話のたねのテーブル

植物や虫、動物にまつわるコラムをお届けします。
No.50
「ガラパゴス」にはならなかった島―その5.ガラパゴスとは何だったのだろう?―
執筆者:高橋敬一
2009年09月02日

 今回が最終回となりますので、『「ガラパゴス」にはならなかった島』の意味についてお話ししようと思います。
 みなさんもよくご存じのように、ガラパゴス諸島にはゾウガメやダーウィンフィンチをはじめとする数多くの変わった固有の陸上生物が生息し、生態学の研究者なら一生に一度は訪れてみたい場所です。けれどもガラパゴスと同じく赤道付近に位置するこの島の陸上生物に関しては、世界中探してもごく少数の専門的な学術論文しか存在しません。なぜでしょう? 

 「ガラパゴス」という名前を聞いたとき、私たちが真っ先にイメージするのは、「珍しい生物がいる島」です。では珍しい生物とは何か? そう聞かれたら、ほとんどの人は「ごくわずかな数しか生き残っていない、ちょっと変わった(=人間の意識に入ってくるような目立つ)生物」と答えるのではないでしょうか。けれどもじつは絶滅寸前の生物など日本にだってたくさんいますし、ゾウガメのような大型の生き物がいなくても、小笠原諸島など、堂々と「東洋のガラパゴス」と自称しています。そうした呼び名が定着したのは、そう宣伝することで小笠原を注目させようとした人がいたからであって、ただ黙っていては小笠原など単なる東京都の南の端の島々に過ぎなかったことでしょう。ガラパゴスだって、ダーウィンと進化論なしでは無名の島々として終わっていたに違いありません。

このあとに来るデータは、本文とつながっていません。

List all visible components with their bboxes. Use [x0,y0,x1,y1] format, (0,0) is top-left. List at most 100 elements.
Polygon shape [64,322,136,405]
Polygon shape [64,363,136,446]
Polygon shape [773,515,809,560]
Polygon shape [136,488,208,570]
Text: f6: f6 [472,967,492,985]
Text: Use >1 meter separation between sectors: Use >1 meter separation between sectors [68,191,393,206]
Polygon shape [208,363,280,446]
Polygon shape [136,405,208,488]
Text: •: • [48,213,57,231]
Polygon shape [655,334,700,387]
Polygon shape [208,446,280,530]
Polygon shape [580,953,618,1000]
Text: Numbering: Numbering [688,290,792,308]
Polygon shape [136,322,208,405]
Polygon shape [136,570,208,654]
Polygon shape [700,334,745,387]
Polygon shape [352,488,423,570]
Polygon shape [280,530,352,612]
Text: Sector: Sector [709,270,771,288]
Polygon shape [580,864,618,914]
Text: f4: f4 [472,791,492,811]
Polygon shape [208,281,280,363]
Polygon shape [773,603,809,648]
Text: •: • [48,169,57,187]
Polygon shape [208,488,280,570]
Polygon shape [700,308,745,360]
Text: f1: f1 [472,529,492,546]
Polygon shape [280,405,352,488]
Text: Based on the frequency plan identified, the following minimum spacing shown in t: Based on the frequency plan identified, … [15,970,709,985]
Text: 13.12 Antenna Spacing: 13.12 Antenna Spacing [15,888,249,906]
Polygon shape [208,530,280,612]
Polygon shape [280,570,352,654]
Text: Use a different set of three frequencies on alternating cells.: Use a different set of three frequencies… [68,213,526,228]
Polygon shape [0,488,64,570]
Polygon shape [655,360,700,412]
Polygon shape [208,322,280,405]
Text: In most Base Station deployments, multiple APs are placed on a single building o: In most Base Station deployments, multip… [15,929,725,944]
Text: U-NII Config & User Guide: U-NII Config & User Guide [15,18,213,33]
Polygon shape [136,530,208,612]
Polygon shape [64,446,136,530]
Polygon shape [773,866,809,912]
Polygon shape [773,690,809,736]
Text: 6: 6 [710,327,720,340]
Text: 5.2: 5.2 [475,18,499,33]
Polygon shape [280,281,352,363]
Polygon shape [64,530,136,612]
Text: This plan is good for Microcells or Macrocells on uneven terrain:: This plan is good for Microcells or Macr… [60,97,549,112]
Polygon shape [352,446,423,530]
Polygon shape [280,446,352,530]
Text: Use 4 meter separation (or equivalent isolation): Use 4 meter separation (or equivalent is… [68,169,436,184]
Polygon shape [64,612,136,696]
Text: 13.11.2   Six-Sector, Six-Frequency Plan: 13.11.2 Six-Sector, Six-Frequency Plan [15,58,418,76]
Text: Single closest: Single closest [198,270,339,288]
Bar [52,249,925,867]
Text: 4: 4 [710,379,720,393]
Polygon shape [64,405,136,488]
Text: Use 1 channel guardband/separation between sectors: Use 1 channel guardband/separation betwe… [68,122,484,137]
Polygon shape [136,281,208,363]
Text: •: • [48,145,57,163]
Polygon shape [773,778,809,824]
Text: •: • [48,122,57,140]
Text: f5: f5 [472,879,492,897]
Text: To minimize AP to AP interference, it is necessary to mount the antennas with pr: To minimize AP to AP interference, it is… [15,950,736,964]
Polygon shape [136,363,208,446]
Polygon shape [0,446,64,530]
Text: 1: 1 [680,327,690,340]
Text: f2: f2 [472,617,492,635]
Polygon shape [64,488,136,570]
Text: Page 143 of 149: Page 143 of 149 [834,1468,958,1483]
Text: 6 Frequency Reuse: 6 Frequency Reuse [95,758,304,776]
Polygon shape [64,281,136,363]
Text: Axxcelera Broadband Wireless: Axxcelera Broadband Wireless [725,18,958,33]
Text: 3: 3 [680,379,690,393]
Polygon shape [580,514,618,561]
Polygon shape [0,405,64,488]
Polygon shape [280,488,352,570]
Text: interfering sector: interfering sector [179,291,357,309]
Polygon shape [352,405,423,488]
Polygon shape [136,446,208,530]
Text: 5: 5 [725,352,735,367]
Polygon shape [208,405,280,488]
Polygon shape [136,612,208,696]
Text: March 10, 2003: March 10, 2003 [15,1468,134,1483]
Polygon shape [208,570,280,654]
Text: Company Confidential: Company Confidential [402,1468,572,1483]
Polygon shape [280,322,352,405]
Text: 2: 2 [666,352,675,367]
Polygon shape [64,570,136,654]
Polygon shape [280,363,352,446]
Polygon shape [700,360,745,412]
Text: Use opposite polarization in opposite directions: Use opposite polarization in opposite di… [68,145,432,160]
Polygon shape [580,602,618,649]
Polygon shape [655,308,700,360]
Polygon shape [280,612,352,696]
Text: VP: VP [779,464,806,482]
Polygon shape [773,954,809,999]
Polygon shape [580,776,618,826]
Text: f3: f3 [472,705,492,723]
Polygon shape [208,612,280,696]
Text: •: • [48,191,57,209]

 裏を返せばこの島だって、固有種の鳥やカエルや昆虫をポスターにでかでかと印刷して(=人間の意識に定着させて)「西太平洋のガラパゴス!」などと大々的に宣伝すれば、誰でも「お?」と思うことでしょう。それをしないのは、島の人々がその必要を感じないからです。ホテルと海さえあれば観光客はやってくるし、それで十分だからです。
 ある島が「ガラパゴス」のようになるかどうかには、このようにまことに人間臭い営みが関与しています。これは海洋島だけの話ではありません。日本国内のなんでもないような場所が金の力で有名観光地になるかと思えば、学術的にいかに貴重な場所でも、金とつながらなければ宅地や耕作地になるしかありません。この島の陸上がガラパゴスのようなエコツアーのメッカになることは将来もなく、世界中の人々にとってこの島は、あくまで海が売り物の観光地の一つとして今後も認識され続けることでしょう。わたしはそれが別に残念だとは思いません。もしここがガラパゴスのようになったら、自然保護をめぐって外部から受ける様々な圧力を、独立国であるこの島の人びとはいやがることでしょう。
 ガラパゴスに行かずとも、そしてこの島などに来ずとも、驚異は日本の、そして地球上のいたるところに転がっています。ただ、よほど注意深く観察しないかぎりそれらに目がとまることはありませんし、かつ大きな宣伝もなされないので、普通の人の意識には入ってこないだけです。
 もし人間が昆虫の大きさであったなら、世界ははるかに驚きに満ちたものとなっていたことでしょう。そしてまたもし人間がゾウの大きさであったなら、人間にとってこの世界はどのように映ったことでしょう。